In the end, I was saved by Marjorie Lowtsky.

By 1950, Marjorie Lowtsky and I had become best friends.

It was an unlikely match, but she had never stopped looking out for me—in terms of salvaging treasures from the bottomless Lowtsky’s bins—and I, in turn, had delighted in watching this kid grow up into a charismatic and fascinating young woman. There was something quite special about her. Of course, Marjorie had always been special, but after the war years, she blossomed into an atomically energetic creative force. She still dressed wildly—looking like a Mexican bandito one day, and a Japanese geisha the next—but she had come into her own, as a person. She’d gone to art school at Parsons while still living at home with her parents and running the family business—while at the same time making money on the side as a sketch artist. She’d worked for years at Bonwit Teller, drawing romantic fashion illustrations for their newspaper ads. She also did diagrams for medical journals, and once—quite memorably—was hired by a travel company to illustrate a guidebook to Baltimore with the tragic title: So You’re Coming to Baltimore! So really, Marjorie could do anything and she was always on the hustle.
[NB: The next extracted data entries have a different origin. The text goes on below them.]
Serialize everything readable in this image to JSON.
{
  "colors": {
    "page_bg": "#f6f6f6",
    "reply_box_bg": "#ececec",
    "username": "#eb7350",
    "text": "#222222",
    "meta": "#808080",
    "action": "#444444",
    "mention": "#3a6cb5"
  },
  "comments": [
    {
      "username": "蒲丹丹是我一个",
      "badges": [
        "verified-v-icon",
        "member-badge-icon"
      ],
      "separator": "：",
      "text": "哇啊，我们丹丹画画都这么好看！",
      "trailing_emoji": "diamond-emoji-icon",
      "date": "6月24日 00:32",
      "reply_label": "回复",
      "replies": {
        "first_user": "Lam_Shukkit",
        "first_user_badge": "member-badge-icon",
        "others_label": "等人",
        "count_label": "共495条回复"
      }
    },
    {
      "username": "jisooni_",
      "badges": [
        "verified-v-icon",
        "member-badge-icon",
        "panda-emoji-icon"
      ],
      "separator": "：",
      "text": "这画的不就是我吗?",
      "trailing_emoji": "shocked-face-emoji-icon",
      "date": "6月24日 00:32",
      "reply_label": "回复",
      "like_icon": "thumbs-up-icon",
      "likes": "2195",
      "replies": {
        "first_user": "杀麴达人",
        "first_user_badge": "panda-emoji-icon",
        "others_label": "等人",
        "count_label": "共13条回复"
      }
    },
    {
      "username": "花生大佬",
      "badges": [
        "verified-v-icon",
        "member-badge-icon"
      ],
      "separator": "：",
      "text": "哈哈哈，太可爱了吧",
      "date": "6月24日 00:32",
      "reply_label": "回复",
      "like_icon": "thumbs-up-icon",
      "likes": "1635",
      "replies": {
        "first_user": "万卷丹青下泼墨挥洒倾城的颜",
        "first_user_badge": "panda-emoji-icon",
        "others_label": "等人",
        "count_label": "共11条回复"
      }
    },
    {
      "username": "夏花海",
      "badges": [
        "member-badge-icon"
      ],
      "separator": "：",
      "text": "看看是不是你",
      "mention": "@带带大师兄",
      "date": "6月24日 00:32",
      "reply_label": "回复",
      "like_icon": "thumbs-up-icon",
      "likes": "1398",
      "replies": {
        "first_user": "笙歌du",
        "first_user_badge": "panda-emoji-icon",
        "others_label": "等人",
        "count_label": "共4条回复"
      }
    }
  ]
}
Marjorie had grown into a young woman who was not only creative, eccentric, and hardworking, but also bold and astute. And when the city announced that it was going to knock down our neighborhood, and Marjorie’s parents decided to take the buyout and retire to Queens, suddenly dear Marjorie Lowtsky was in the same position I was in—out of a home and out of work. Instead of crying about it, Marjorie came to me with a simple and well-thought-out proposal. She suggested that we join forces in the world, by living together and working together.

Her plan—and I must give her every bit of credit for it—was: wedding gowns.

Her exact proposal was this: “Everyone is getting married, Vivian, and we have to do something about it.”

She had taken me out to lunch at the Automat to talk about her idea. It was the summer of 1950, the Port Authority Bus Terminal was inevitable, and our whole little world was about to come tumbling down. But Marjorie (dressed today like a Peruvian peasant, wearing about five different kinds of embroidered vests and skirts at the same time) was shining with purpose and excitement.

“What do you want me to do about everyone getting married?” I asked. “Stop them?”